Waterjet peening has become a critical surface treatment technology due to its great potential for improving the surface integrity and fatigue performance of metallic materials. The present study aims to investigate the influence of submerged micro-abrasive waterjet peening (SMA-WJP) on the surface integrity and fatigue properties of TA19 titanium alloy. First, the SMA-WJP with different water pressure (P = 70, 100, and 130 MPa) was conducted on the TA19 specimen. The surface integrity of the specimen before and after SMA-WJP treatment was studied, including the microstructure, surface roughness, microscopic morphology, microhardness, and residual stress.
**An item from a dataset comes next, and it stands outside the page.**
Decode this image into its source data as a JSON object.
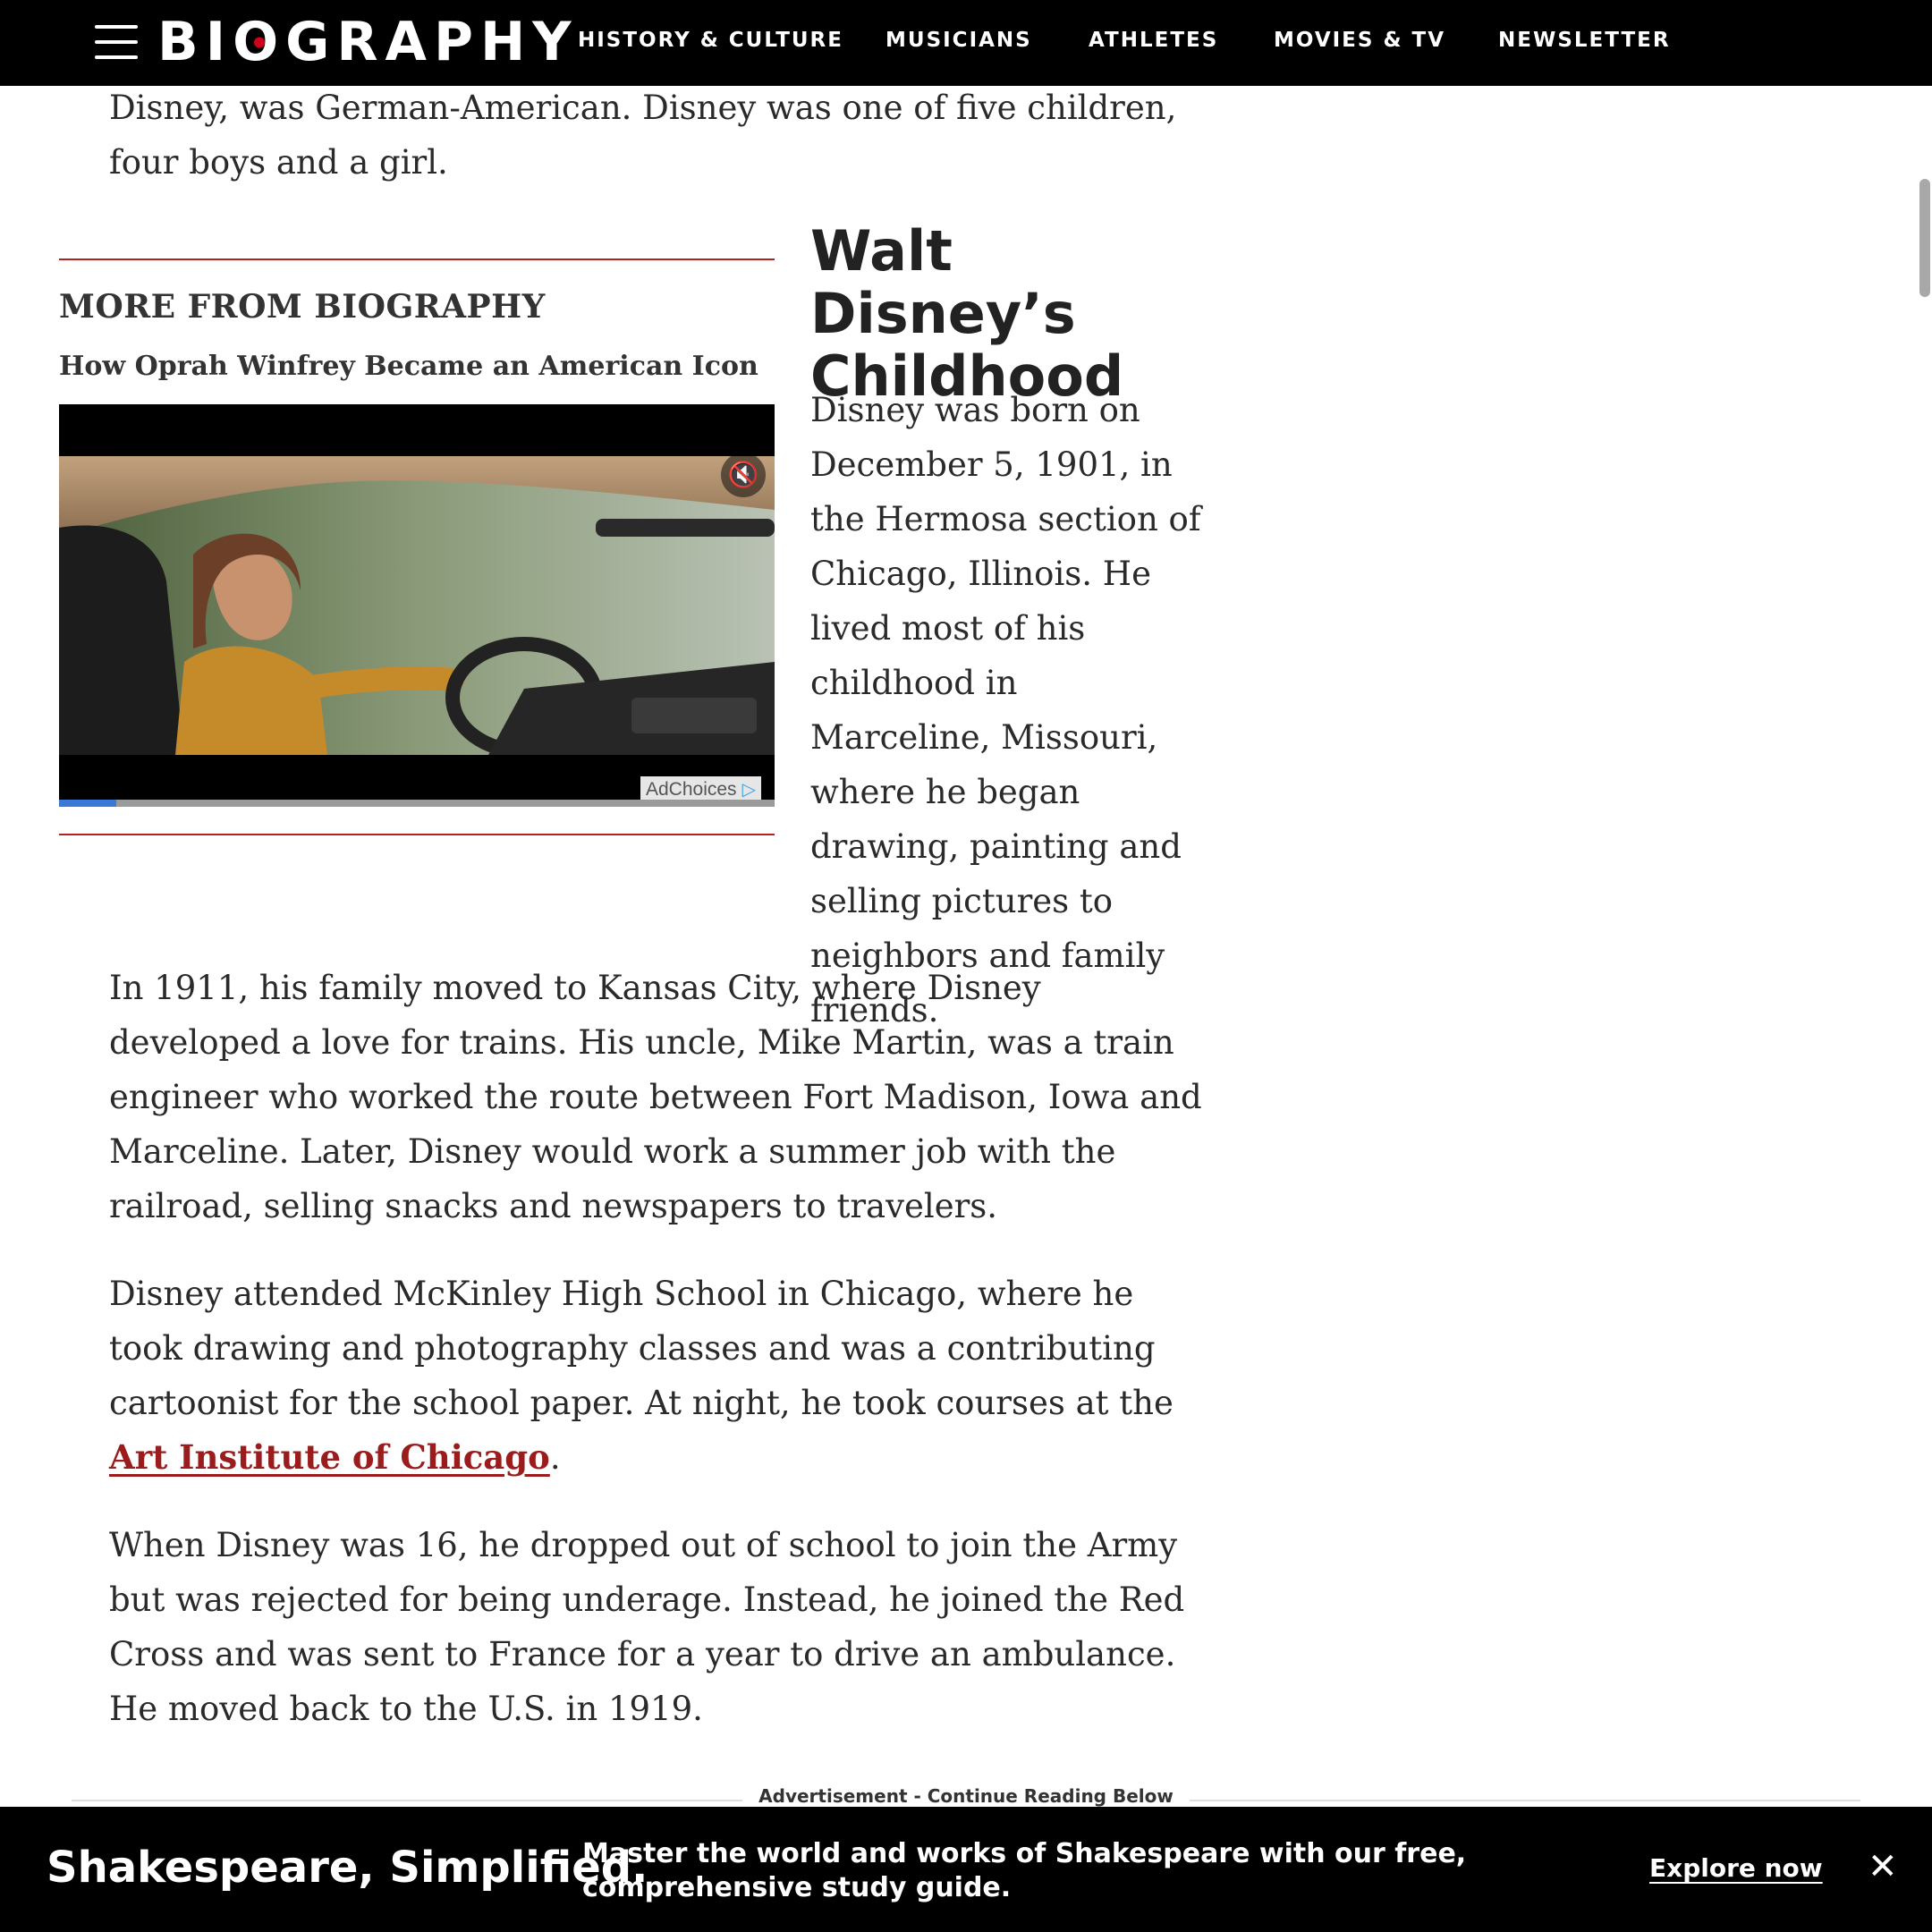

Results showed that the SMA-WJP treated specimen with different water pressure formed a plastic deformation layer with a depth of 24–44 μm, the minimum surface roughness of Ra = 0.363 μm and Sa = 0.95 μm. The depth of the work-hardened layer and compressive residual stress (CRS) layer was approximately 100–150 μm and 160–290 μm. The microstructure evolution on the top surface and sub-surface of the as-received and SMA-WJP treated specimens were characterized by transmission electron microscopy (TEM), which showed that nanocrystals with an average size of 12 nm and high density of dislocations formed on the top surface of the SMA-WJP treated specimen. Finally, stress-controlled high-cycle fatigue (HCF) tests were carried out to study the fatigue behavior of the TA19 titanium alloy before and after SMA-WJP treatment. The HCF life of the specimen is increased by a maximum of 2.72 times. The fatigue fracture surface was examined with scanning electron microscopy (SEM), which revealed that the existence of the plastic deformation layer and large CRS induced by SMA-WJP could effectively inhibit the initiation and propagation of cracks. This work enriches the waterjet peening process by investigating submerged abrasive waterjet peening and brings a new solution for improving the surface integrity and fatigue performance of TA19 titanium alloy.